Noale. Marocchino ubriaco molesta i clienti in bar, arrivano i militari e lui li aggredisce, arrestato. Ha l’obbligo di firma

NOALE. Serata movimentata al bar “Stocco” di piazza XX Settembre a Noale, storico e conosciutissimo locale della città dei Tempesta. Un avventore, un ragazzo marocchino, in evidente stato di alterazione da alcool, ha creato problemi al proprietario del locale, importunando barista e avventori. E alla fine se l’è presa con un carabiniere, sferrandogli un pugno in faccia.

Ma ripercorriamo i momenti della serata movimentata nella piazza centrale di Noale.

Ubriaco, il giovane nordafricano ha infastidito il proprietario del bar e un gruppo di avventori. Il titolare a quel punto ha chiesto l’intervento delle forze dell’ordine perché temeva che la situazione potesse degenerare.

A Noale si è portata una pattuglia del nucleo radiomobile di Mestre, che controlla anche la zona di Noale, con l’obiettivo di identificare l’uomo e riportare così la calma nel centralissimo locale noalese.

Ma le cose sono andate diversamente: IblelAziz Abdelkrim, classe 1987, marocchino con precedenti penali, alla vista delle divise dei carabinieri ha dato in escandescenze. Prima si è rifiutato di fornire le proprie generalità (che lo ricordiamo è un reato), poi ha cercato di resistere all’arresto e alla fine ha usato anche la violenza: se l’è presa infatti con il capopattuglia della “gazzella” dei carabinieri che voleva portarlo in caserma per accertamenti. Il giovane ha reagito sferrando un pugno violento al viso del capopattuglia.

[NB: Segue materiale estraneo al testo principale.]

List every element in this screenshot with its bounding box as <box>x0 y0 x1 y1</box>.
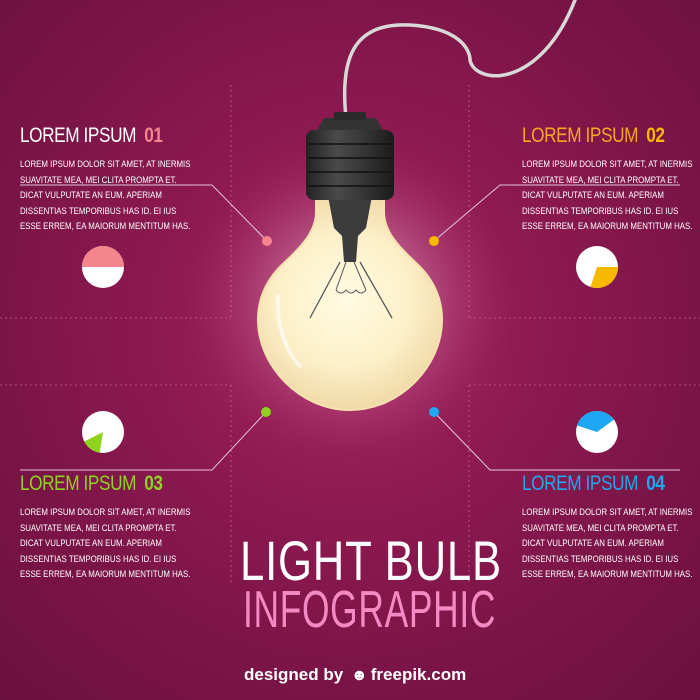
section-04-body: LOREM IPSUM DOLOR SIT AMET, AT INERMIS S… <box>522 505 692 583</box>
section-04-line: DISSENTIAS TEMPORIBUS HAS ID. EI IUS <box>522 553 679 565</box>
section-03-label: LOREM IPSUM <box>20 472 137 495</box>
section-03-title: LOREM IPSUM 03 <box>20 472 163 496</box>
section-01-line: DICAT VULPUTATE AN EUM. APERIAM <box>20 190 162 202</box>
section-04-line: SUAVITATE MEA, MEI CLITA PROMPTA ET. <box>522 522 679 534</box>
section-02-line: DISSENTIAS TEMPORIBUS HAS ID. EI IUS <box>522 205 679 217</box>
light-bulb-icon <box>256 112 444 412</box>
section-03-line: DISSENTIAS TEMPORIBUS HAS ID. EI IUS <box>20 553 177 565</box>
connector-dot-04 <box>429 407 439 417</box>
connector-lines <box>20 184 680 471</box>
main-title: LIGHT BULB <box>240 529 502 592</box>
section-01-line: ESSE ERREM, EA MAIORUM MENTITUM HAS. <box>20 221 191 233</box>
section-02-line: LOREM IPSUM DOLOR SIT AMET, AT INERMIS <box>522 159 693 170</box>
freepik-logo-icon: ☻ <box>350 667 368 684</box>
pie-slice <box>82 246 124 267</box>
section-01-body: LOREM IPSUM DOLOR SIT AMET, AT INERMIS S… <box>20 157 190 235</box>
section-02-title: LOREM IPSUM 02 <box>522 124 665 148</box>
pie-slice <box>577 411 614 432</box>
section-02-body: LOREM IPSUM DOLOR SIT AMET, AT INERMIS S… <box>522 157 692 235</box>
credit-line: designed by ☻ freepik.com <box>244 665 466 685</box>
section-04-title: LOREM IPSUM 04 <box>522 472 665 496</box>
section-01-label: LOREM IPSUM <box>20 124 137 147</box>
pie-slice <box>84 432 103 453</box>
section-03-line: DICAT VULPUTATE AN EUM. APERIAM <box>20 538 162 550</box>
credit-prefix: designed by <box>244 665 344 684</box>
section-03-number: 03 <box>144 472 163 495</box>
pie-chart-01 <box>82 246 124 288</box>
credit-brand: freepik.com <box>370 665 467 684</box>
sub-title: INFOGRAPHIC <box>243 581 497 639</box>
pie-chart-04 <box>576 411 618 453</box>
section-01-line: SUAVITATE MEA, MEI CLITA PROMPTA ET. <box>20 174 177 186</box>
section-02-line: ESSE ERREM, EA MAIORUM MENTITUM HAS. <box>522 221 693 233</box>
section-03-line: LOREM IPSUM DOLOR SIT AMET, AT INERMIS <box>20 507 191 518</box>
section-04-line: DICAT VULPUTATE AN EUM. APERIAM <box>522 538 664 550</box>
connector-dot-01 <box>262 236 272 246</box>
section-01-title: LOREM IPSUM 01 <box>20 124 163 148</box>
section-02-number: 02 <box>646 124 665 147</box>
section-02-line: SUAVITATE MEA, MEI CLITA PROMPTA ET. <box>522 174 679 186</box>
section-03-line: ESSE ERREM, EA MAIORUM MENTITUM HAS. <box>20 569 191 581</box>
pie-chart-03 <box>82 411 124 453</box>
section-04-label: LOREM IPSUM <box>522 472 639 495</box>
section-04-number: 04 <box>646 472 665 495</box>
section-01-number: 01 <box>144 124 163 147</box>
connector-dot-03 <box>261 407 271 417</box>
pie-chart-02 <box>576 246 618 289</box>
section-02-label: LOREM IPSUM <box>522 124 639 147</box>
section-04-line: LOREM IPSUM DOLOR SIT AMET, AT INERMIS <box>522 507 693 518</box>
pie-slice <box>590 267 618 289</box>
section-03-body: LOREM IPSUM DOLOR SIT AMET, AT INERMIS S… <box>20 505 190 583</box>
section-01-line: LOREM IPSUM DOLOR SIT AMET, AT INERMIS <box>20 159 191 170</box>
section-02-line: DICAT VULPUTATE AN EUM. APERIAM <box>522 190 664 202</box>
section-03-line: SUAVITATE MEA, MEI CLITA PROMPTA ET. <box>20 522 177 534</box>
connector-dot-02 <box>429 236 439 246</box>
section-04-line: ESSE ERREM, EA MAIORUM MENTITUM HAS. <box>522 569 693 581</box>
bulb-cord <box>342 0 577 120</box>
section-01-line: DISSENTIAS TEMPORIBUS HAS ID. EI IUS <box>20 205 177 217</box>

A quel punto è scattato l’arresto: il giovane è stato portato in caserma a Mestre, sede della Compagnia, per le procedure di rito legate all’arresto per resistenza, violenza nei confronti di pubblico ufficiale e rifiuto di fornire le proprie generalità. Il marocchino ha passato la notte tra venerdì e sabato in cella di sicurezza. Nel frattempo il carabiniere che è stato colpito dal pugno è stato medicato in ospedale. Il colpo, violento, gli ha causato ferite che guariranno in non meno di otto giorni di prognosi.

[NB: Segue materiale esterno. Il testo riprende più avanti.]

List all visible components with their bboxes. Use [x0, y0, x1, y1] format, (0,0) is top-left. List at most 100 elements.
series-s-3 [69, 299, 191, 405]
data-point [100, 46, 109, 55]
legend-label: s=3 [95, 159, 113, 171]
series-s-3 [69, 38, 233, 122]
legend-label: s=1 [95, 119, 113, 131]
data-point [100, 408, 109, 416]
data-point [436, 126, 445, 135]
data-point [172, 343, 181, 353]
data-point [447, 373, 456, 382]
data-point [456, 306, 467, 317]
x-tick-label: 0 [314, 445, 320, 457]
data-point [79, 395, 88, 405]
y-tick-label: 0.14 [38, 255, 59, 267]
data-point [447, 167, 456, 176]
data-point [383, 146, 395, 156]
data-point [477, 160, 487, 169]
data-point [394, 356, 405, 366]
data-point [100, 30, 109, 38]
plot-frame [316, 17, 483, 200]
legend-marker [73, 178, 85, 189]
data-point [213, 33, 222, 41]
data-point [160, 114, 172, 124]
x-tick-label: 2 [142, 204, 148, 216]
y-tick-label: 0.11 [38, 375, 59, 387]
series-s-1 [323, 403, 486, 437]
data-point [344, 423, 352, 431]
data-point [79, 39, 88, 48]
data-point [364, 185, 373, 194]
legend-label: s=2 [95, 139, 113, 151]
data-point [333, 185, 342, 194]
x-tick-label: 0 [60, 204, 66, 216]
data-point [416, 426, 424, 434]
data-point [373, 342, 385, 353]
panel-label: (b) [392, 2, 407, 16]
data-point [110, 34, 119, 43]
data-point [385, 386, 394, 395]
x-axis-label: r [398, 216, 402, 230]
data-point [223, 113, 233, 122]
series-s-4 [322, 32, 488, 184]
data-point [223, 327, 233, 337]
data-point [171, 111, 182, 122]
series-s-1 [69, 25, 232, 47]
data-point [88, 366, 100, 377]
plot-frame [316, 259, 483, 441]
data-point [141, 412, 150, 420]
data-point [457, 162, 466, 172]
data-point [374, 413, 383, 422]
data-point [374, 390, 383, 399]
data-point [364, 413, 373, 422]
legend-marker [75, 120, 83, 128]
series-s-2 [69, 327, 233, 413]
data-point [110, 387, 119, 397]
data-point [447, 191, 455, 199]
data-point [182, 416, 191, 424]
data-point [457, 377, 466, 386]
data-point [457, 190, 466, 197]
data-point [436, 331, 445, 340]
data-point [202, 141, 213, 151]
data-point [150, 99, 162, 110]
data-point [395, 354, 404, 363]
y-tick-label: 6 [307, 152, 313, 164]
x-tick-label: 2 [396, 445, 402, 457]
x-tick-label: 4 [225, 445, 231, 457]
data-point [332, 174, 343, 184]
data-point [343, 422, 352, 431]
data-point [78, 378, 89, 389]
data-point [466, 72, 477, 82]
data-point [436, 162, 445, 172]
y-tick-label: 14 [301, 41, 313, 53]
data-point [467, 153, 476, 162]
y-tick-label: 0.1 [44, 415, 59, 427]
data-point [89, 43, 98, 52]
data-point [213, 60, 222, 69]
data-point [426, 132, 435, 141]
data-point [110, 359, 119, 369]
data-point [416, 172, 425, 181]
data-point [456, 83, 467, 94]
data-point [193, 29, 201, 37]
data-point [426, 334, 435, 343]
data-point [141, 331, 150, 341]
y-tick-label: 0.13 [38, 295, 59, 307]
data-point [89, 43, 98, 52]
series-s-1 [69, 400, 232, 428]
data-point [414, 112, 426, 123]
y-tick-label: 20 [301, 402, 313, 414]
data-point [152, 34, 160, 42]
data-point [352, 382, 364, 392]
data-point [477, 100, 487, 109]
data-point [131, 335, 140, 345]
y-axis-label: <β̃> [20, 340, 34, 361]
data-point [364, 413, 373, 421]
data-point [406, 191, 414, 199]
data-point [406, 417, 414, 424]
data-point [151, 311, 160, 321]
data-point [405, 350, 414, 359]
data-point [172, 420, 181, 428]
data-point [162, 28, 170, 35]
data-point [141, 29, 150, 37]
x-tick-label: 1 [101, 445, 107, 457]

Dopo la notte passata in cella di sicurezza, ieri mattina il giovane marocchino è comparso davanti al giudice in tribunale a Venezia per il processo per direttissima: l’arresto è stato convalidato e l’uomo è tornato libero ma ha l’obbligo di firma in caserma fino alla celebrazione del processo che è previsto per la metà del mese di settembre, sempre a Venezia.